Who do you like best? Sisera, Barak, Deborah, Jael.
Would you want to go to battle against 900 chariots of iron? Neither did Barak. If you take a peek into the lives of the Hebrew people shortly after the death of Joshua as recorded in the book of Judges in the Bible you will find an exciting story. Two military captains meet on the battlefield. Sisera has the 900 chariots of iron. Barak has 10.000 foot soldiers.
The cast of characters:
Deborah, a prophetess, a Spirit-led woman, the third judge of Israel. Courageous . Dignified. Responsible.
Barak: (pronounced with the accent on the first syllable, not the last as we hear it today) Military leader of Israel’s army. Mediocre. Disciplined. Obedient.
Sisera: Captain of the Canaanite army. Self-sufficient. Bold. Coward.
Jael: Kennite by choice, married to Heber (he is a double agent) Decisive. Strong! Bold, Quick-thinking.
Now, here’s the story. (from a storyteller’s conversational point of view)
King Jabin is oppressing the Hebrews during a time when they should be completing the job that Joshua started. You see, instead of conquering the land God had promised them, and doing so decisively, they wander off in heart and intermarry with the enemy! The enemy worshipped idols of rocks, ancestors, statues, and other stuff. The idol worshiping spouses demanded equal worship and soon the Hebrews were cold hearted in their love for the Lord who promised them this land.
In order to draw them back to the task at hand, God made them uncomfortable.

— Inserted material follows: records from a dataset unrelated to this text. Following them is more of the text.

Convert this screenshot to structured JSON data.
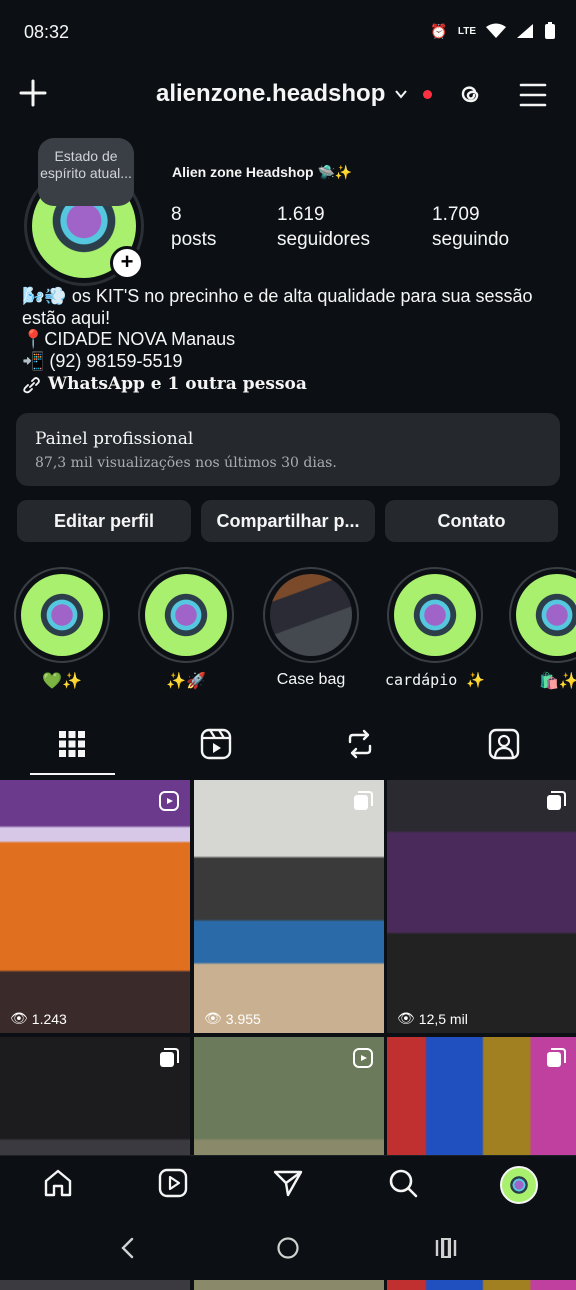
{
  "status_bar": {
    "time": "08:32",
    "network": "LTE"
  },
  "header": {
    "username": "alienzone.headshop"
  },
  "profile": {
    "note_text": "Estado de espírito atual...",
    "display_name": "Alien zone Headshop 🛸✨",
    "stats": [
      {
        "value": "8",
        "label": "posts"
      },
      {
        "value": "1.619",
        "label": "seguidores"
      },
      {
        "value": "1.709",
        "label": "seguindo"
      }
    ],
    "bio": {
      "line1": "🌬️💨 os KIT'S no precinho e de alta qualidade para sua sessão estão aqui!",
      "line2": "📍CIDADE NOVA Manaus",
      "line3": "📲 (92) 98159-5519",
      "link": "WhatsApp e 1 outra pessoa"
    }
  },
  "panel": {
    "title": "Painel profissional",
    "subtitle": "87,3 mil visualizações nos últimos 30 dias."
  },
  "actions": {
    "edit": "Editar perfil",
    "share": "Compartilhar p...",
    "contact": "Contato"
  },
  "highlights": [
    {
      "label": "💚✨"
    },
    {
      "label": "✨🚀"
    },
    {
      "label": "Case bag"
    },
    {
      "label": "cardápio ✨"
    },
    {
      "label": "🛍️✨"
    }
  ],
  "posts": [
    {
      "views": "1.243",
      "type": "reel"
    },
    {
      "views": "3.955",
      "type": "carousel"
    },
    {
      "views": "12,5 mil",
      "type": "carousel"
    },
    {
      "views": "",
      "type": "carousel"
    },
    {
      "views": "",
      "type": "reel"
    },
    {
      "views": "",
      "type": "carousel"
    }
  ],
  "colors": {
    "background": "#0c1014",
    "surface": "#25292e",
    "notification_dot": "#ff3040",
    "accent_green": "#a8f06e"
  }
}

The theme of Judges, after all, is “they did that which was right in their own eyes” and did not have a sensitive spirit toward God. Now, it wasn’t just short periods of chilled hearts, it sometimes lasted 40 years or more before they finally said, “God, please get us out of this mess!”
Seeing a time of repentance on hand, Deborah, the third judge had a heart for God She called for Barak (verse 6) and told him in no uncertain terms that he needed to get himself collected and fearless to face a battle with Sisera! Barak, said, “If YOU go with me, Deborah, I’ll go, but that’s the only way I’m facing those iron chariots.” I can see his manly jaw set firm. He probably thought with that statement this sweet, well-loved lady would not pack up and go with him. He was wrong.
He calls together 10,000 foot soldiers and away they go to face 900 iron chariots pulled by horses that would trample them. Deborah assured him that God was going to take down Sisera, and King Jabin. She also added that Barak would not get any glory. The glory, she prophesized, would instead go to a woman. At that point, he probably thought Deborah was being a bit “uppity” because he probably thought she was referring to herself. He was wrong.
The battle ensues and God does fight for them. The Bible clearly says in verse 15 that “the Lord routed Sisera’s army. . .” Remember, I dubbed Sisera as a coward? When Sisera saw his army falling like flies, he jumped out of his chariot and runs away! The battle was fairly close to the town where Heber and Jael live. He runs there for sanctuary. Ah, but recall, Heber is a double agent! Heber is not home that day. Jael, however, welcomes him into her tent. Sisera foolishly trusts her. She tells him to rest, take a nap, and provides him with a blanket. Nice lady. He asks for a drink and instead of water, she gives him milk. How hospitable! That warm milk, and a blanket, and supposed safety put him into a sound sleep.
Jael tip toes around near the door and is scheming. What to do, what to do. Seeing a tent stake, and a big ol’ hammer she has a plan. She has Israel’s enemy and why should she wait to do away with him? Softly, ever so softly, she places that long, sharp tent stake over his sleeping temple. If she was squeamish about it, we will never know, but in one mighty blow of the hammer the stake goes through his head, and nails it to the floor of the tent. Now what? Sisera is lying in a pool of blood in her tent. She leaves the mess, and who does she see! She sees Barak who is looking for Sisera, tracking him down. “Over here,” she calls, “I have something to show you!” Did she ever! The Bible tells it like this: “Come, I will show you the man whom ye seek.” There is a connotation of satisfaction here. Finality. I wish I could be a “fly on the wall” here and make up stuff, but I won’t.
The simple truth is that God often uses means we would never be able to anticipate. When Deborah foretold that a woman would get credit, she just knew that from God. She didn’t know how God would do it. So it is with us. We face complex problems. God has promised to solve our problems and give us joy. Let Him do it.